Cocoa was the first export product of Venezuela.
For two centuries, the cocoa, this fruit was in Venezuela the first product marketed abroad before coffee and oil. Chuao cocoa was trading very well on the Amsterdam market. Starting in the 17th century cocoa became the main product of Venezuelan agriculture for foreign trade, and the Dutch were the first to bring this fruit produced in our country to Europe. Cocoa from Hacienda Chuao, the oldest operating company in Venezuela was highly valued in the Dutch capital.
While the Spanish exported it to Mexico, a country where the largest market for this item was, but soon this would change. The commercialization of this product was taken over a little more than a century later by the Compañía Guipuzcoana, a company whose objective was to take the monopoly of trade in the Province of Venezuela, especially that of cocoa as the main export product and in which one of the shareholders was the King of Spain.

Venezuela has been isolated for the past 20 years due to its political ideology, which has resulted in a dramatic decline in cocoa production and exports. Cocoa farmers continued their production in the domestic market, but this proved to be insufficient.
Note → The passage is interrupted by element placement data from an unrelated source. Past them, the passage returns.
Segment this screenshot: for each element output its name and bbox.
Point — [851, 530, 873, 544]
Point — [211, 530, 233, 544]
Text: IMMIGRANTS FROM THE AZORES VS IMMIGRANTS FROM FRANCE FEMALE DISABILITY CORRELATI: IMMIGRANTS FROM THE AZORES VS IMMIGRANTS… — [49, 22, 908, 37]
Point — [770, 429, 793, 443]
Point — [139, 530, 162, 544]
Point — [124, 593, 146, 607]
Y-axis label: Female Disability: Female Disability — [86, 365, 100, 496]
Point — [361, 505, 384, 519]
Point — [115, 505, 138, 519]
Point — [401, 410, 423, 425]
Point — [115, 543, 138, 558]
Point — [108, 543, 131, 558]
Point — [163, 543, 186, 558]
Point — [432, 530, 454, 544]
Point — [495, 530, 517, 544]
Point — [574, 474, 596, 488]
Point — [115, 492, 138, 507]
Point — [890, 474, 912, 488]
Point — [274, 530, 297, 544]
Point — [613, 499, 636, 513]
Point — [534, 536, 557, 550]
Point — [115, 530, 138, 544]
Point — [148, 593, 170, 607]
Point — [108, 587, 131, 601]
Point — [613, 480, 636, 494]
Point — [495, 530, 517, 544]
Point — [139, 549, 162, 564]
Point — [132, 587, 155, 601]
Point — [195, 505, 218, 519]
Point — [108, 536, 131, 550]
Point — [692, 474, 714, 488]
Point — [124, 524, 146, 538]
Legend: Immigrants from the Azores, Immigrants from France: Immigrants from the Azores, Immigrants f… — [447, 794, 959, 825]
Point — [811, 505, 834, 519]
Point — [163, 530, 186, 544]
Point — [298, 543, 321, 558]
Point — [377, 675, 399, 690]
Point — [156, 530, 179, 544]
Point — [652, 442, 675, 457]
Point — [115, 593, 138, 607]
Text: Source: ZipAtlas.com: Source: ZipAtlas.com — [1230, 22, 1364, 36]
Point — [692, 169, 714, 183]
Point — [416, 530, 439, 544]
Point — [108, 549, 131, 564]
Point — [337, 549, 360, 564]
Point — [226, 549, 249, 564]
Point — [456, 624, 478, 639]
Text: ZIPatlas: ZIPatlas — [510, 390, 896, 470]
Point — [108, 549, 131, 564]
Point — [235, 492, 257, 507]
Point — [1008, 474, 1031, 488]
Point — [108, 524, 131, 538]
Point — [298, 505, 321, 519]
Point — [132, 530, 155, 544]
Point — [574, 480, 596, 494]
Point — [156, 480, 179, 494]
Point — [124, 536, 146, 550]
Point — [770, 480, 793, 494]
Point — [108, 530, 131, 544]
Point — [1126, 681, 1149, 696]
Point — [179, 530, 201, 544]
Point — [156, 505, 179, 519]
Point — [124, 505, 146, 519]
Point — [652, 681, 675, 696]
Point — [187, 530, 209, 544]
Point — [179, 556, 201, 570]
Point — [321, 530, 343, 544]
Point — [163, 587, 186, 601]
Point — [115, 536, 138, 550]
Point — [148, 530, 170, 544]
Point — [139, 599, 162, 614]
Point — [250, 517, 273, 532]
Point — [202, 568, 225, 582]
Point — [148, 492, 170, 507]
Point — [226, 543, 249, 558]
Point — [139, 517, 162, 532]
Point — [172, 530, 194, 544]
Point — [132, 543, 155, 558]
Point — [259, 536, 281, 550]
Their quality of life deteriorated, they could not sell their products.
At Giveafew, we have considered creating initiatives that generate solutions to problems and reactivate cocoa production.
In recent years, many families from production sectors that lived in areas with crops and were dedicated to harvest products such as cocoa made the decision to move to nearby cities to increase their quality of life and thus leave rural life. The countryside, due to the socioeconomic conditions that have developed over time in addition to the pandemic, many of these families have been affected, being left without opportunities, employment and homes.
Giveafew's mission is to implement a national 'Back to the Farm' project, which helps young people who have moved from the cocoa farm to the city find the opportunity and reactivate cocoa production on these valuable farmland and thus go back to carrying out the activities their roots used to do.

Giveafew is constantly monitoring the fate of these Venezuelan former cacao farmer families. Although the started projects have slowed down due to the closures during the COVID-19 period, our organization is constantly working to ensure that the new generation of cocoa-producing families can get educational development, tool support and better lifecondition through their fantastic profession, through the sale of their high-quality hand-made products in European and American market.